As the third quarter started, rain poured into Oakland and dampened the O’Dowd field. But just as the Dragons looked like they were going to run away with the game, the Colts found their groove.
Late in the third quarter, senior quarterback David Mercado found wide receiver Ayden McChristian for a 12-yard score over the middle of O’Dowd’s defense to cut the lead to 15.
Logan made a crucial stop later in the third, and marched its offense 85 yards in nine plays, capped off by a Mercado 23-yard strike to Danzel Mercado that brought the Colts to within eight points with under seven minutes left in the fourth quarter.
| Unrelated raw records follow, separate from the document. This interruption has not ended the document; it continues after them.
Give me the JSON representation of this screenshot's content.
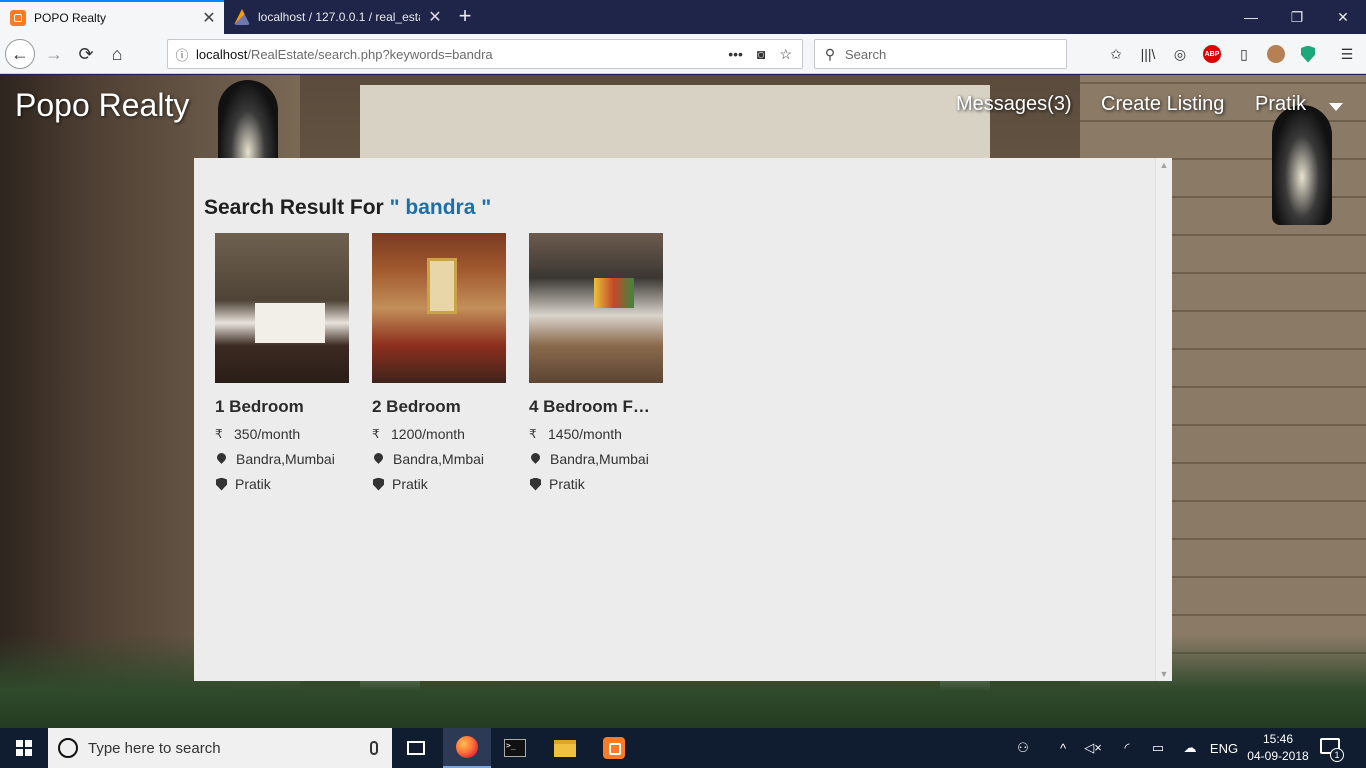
{
  "browser": {
    "tabs": [
      {
        "title": "POPO Realty",
        "active": true,
        "favicon": "xampp-icon"
      },
      {
        "title": "localhost / 127.0.0.1 / real_estat",
        "active": false,
        "favicon": "phpmyadmin-icon"
      }
    ],
    "url": {
      "host": "localhost",
      "path": "/RealEstate/search.php?keywords=bandra"
    },
    "search_placeholder": "Search",
    "window_controls": {
      "minimize": "—",
      "restore": "❐",
      "close": "✕"
    }
  },
  "site": {
    "brand": "Popo Realty",
    "nav": {
      "messages": "Messages(3)",
      "create_listing": "Create Listing",
      "user": "Pratik"
    }
  },
  "search": {
    "title_prefix": "Search Result For",
    "keyword_display": "\" bandra \"",
    "keyword": "bandra"
  },
  "listings": [
    {
      "name": "1 Bedroom",
      "price": "350/month",
      "location": "Bandra,Mumbai",
      "owner": "Pratik",
      "currency": "₹"
    },
    {
      "name": "2 Bedroom",
      "price": "1200/month",
      "location": "Bandra,Mmbai",
      "owner": "Pratik",
      "currency": "₹"
    },
    {
      "name": "4 Bedroom F…",
      "price": "1450/month",
      "location": "Bandra,Mumbai",
      "owner": "Pratik",
      "currency": "₹"
    }
  ],
  "taskbar": {
    "search_placeholder": "Type here to search",
    "language": "ENG",
    "time": "15:46",
    "date": "04-09-2018",
    "notification_count": "1"
  },
  "colors": {
    "accent_keyword": "#1d6fa8",
    "tab_accent": "#0a84ff",
    "taskbar_bg": "#101c30"
  }
}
With Logan having all the momentum, O’Dowd went back to its run game. The Dragons marched down to the Logan 13-yard line using a variety of inside runs and short passes, but Logan sophomore Tevita Taupaki gave the Colts one last chance to tie the game.
At the 2:34 mark of the fourth quarter, the Dragons rushed up the middle right into Taupaki who stripped the ball from an O’Dowd running back and gave the Union City school possession with just minutes left in the game.
With a league title on the line, O’Dowd’s defense came in clutch. Logan couldn’t reach the first-down marker in its first three plays of the possession and were faced with a fourth-and-seven. The Colts decided to pass and Knopp came up with his second interception of the game and sealed the MVAL/WACC Foothill crown for O’Dowd.
“I saw the ball thrown wide side the field and I’m like, ‘I gotta pick this. It’s my ball. This is the game,’” Knopp said.
It was a full circle moment for O’Dowd, which hasn’t won a league title since 2018. Nickerson, who took the job in 2022, adds Friday’s victory to a list of signature wins the Dragons have had this season that includes Monte Vista and Moreau Catholic.
“They are a tough opponent,” Nickerson said of Logan. “They’re a Division I school, a big school with over 5,000 students. We’re a small Catholic school. … We worked so hard. This ain’t something that just happened overnight. It’s something that we’ve been working towards. We started during the offseason. It’s just great for us to be able to deliver on what we set as a goal and that’s to win our league.”
Wilson added, “This means everything to us. We look up at the gym and we have a banner up there that says 2018. It’s something we’ve been planning on the whole season and we’re just happy to be back.”
For first-year Logan coach James Barnes, the fact that his team was even in league title contention was something he was proud of, despite the loss. Logan lost its three-star quarterback Jonathan Craft when he transferred to El Cerrito before this season and started the year with four consecutive losses.
“The future is bright,” Barnes said. “We’re not going anywhere. The guys believe in the system. It’s going to take one more year to get over that hump. We take our bumps now, so then going forward, we know what it feels like to be prepared and experienced to play those games.”